We do not know when Rhydderch died, although Joceline's Life of Kentigern places his death in the same year as the saint's which, according to the Welsh Annals, occurred in 612 (Joceline, Chap. 45; Morris 1980:46). This date does not appear outlandish, given that Adomnan refers to Rhydderch as a contemporary of Columba (d. 597). Adomnan's assertion that Rhydderch did not die in battle can probably be taken at face value: the fulfilment of Columba's prophecy was the important issue for Iona and there was nothing to be gained by producing a fictional end for a king whose life and death were presumably already recorded in Glasgow and Dumbarton traditions.

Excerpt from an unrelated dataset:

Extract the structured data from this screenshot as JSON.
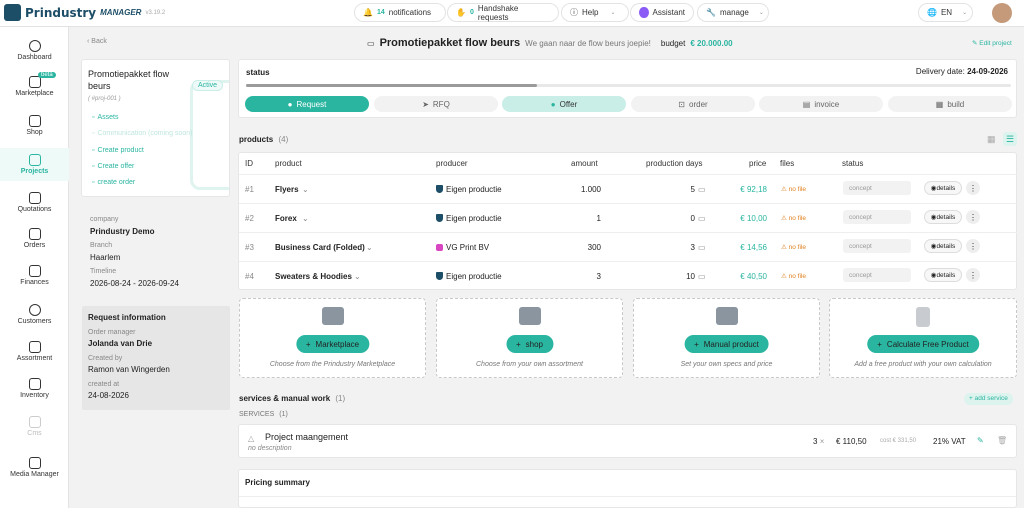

In summary, then, this brief survey of Rhydderch Hael shows that he was a genuine historical figure who flourished around the final decades of the sixth century. It is clear that the sources used by Adomnan a century later regarded him as a king of Strathclyde and believed that among his residences he used the royal citadel of Dumbarton. His omission from the Harleian genealogy of the Strathclyde kings suggests that the genealogy may be incomplete or inaccurate, a likely scenario given the possibility that its compilation was late and retrospective. The likelihood that some strands of the Kentigern hagiography may derive from very early Strathclyde traditions allows us to identify Rhydderch as a patron of the saint and as a benefactor of the church at Glasgow. However, the plethora of traditions preserved in the Welsh sources cannot, at present, be admitted as genuine history. That is not to say that they should be discarded outright, for some of them may indeed derive from real events, but until more is known of their provenance we must treat them with caution.13 Unfortunately, this effectively leaves us without a picture of Rhydderch's military forays and similar secular dealings, for the inadmissable Welsh material includes the references to Rhydderch's alleged involvement at the Battle of Arderydd, his wars against Bernicia and Aedan's raid. His communication with Iona, however, may hint at Rhydderch's status among his peers: He was acknowledged by the Church of Dalriada as the ruler of a powerful neighboring kingdom, which he administered from an imposing fortress, in an age where a king's status was measured by his prowess in war. It is therefore inconceivable that he would have been able to sustain his position at home and abroad without proving himself on the battlefield, and so we should probably acknowledge that both Dalriada and Bernicia, together with various British and Pictish neighbors, must indeed have been numbered among his adversaries.